I have a huge matrix (395,706 rows * 2689 columns) containing numeric values. I need to convert this to a data frame (tibble) for downstream analysis. What I'm currently trying to do this is

my_data %<>% as_tibble(rownames = "id")

But this takes extremely long (I waited for more than 2 hours and it is still running). Is there any faster alternative way to do this?

Tibbles can only have one format (i.e. character), while data frames let you have many types you can edit with mutate().

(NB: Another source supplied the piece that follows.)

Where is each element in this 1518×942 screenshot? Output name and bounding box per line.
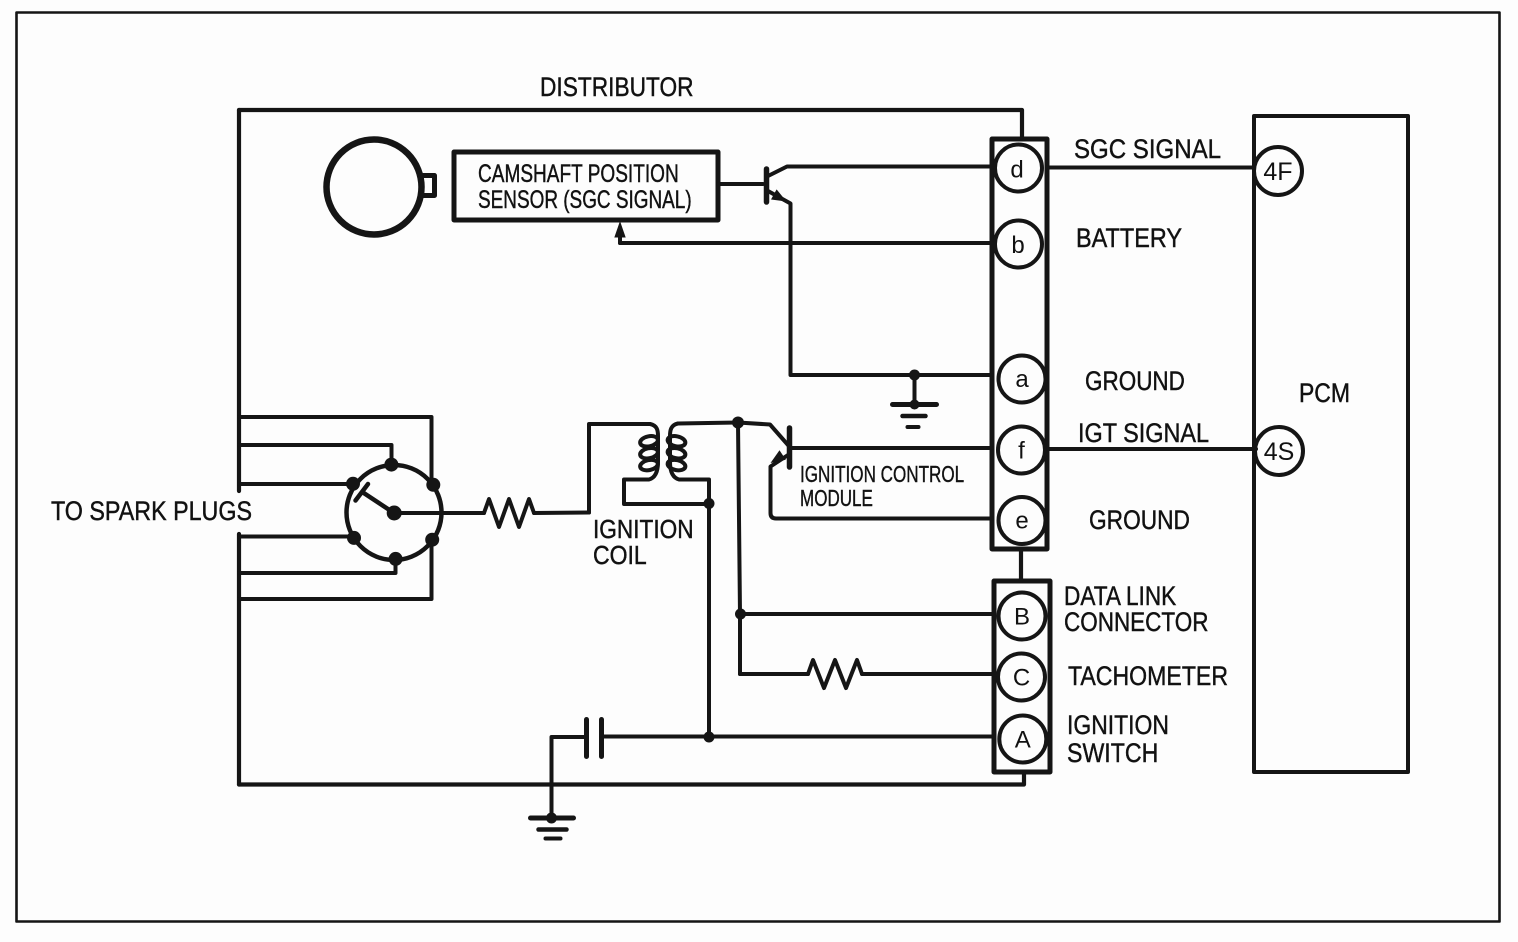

As far as I know, a tibble is essentially a data frame with some added features that make working with it easier. Therefore a tibble, like a data frame, can also have many different types of columns (e.g., both a character column and a numeric column) and can be edited with functions in the dplyr package such as mutate(). More information about the tibble can be found at 10 Tibbles | R for Data Science.

I'm afraid this is completely incorrect and should be ignored:

As for the original question, first ask yourself whether you really need to convert the data from a matrix.

If you do, consider using data.table, which is faster and more memory-efficient. However, I don't know how the speed of the initial conversion compares.

2 Likes

Building on @martin.R's reply, data.table works by manipulating objects in-place (in memory), not by making copies, which is how Base R and tidyverse work.

The problem is, with data.table you'll need to adopt a different coding style. If you don't need the heterogeneous data types that data frames and tibbles (and thus tidyverse) accommodate, consider using data.table.

For one intro to data.table see: https://atrebas.github.io/post/2019-03-03-datatable-dplyr/

1 Like

Where is that matrix coming from?

Are you preforming operations on the entire data set all at once?

If not, it might be better to store the "matrix" in a database and only load the data as needed. See https://db.rstudio.com/getting-started/database-queries for some ideas.

1 Like

Thank you for sharing the information. The matrix contains intermediate results from my previous analysis, hence generated in the middle of the R script. Unfortunately I need to access all the columns of the matrix at once for the operation I'm trying to do. Considering the above replies I think the best solution in my case would be to perform the downstream analysis without converting the matrix into tibble, although it means that I would need to script a bunch of "ugly" codes.

This topic was automatically closed 21 days after the last reply. New replies are no longer allowed.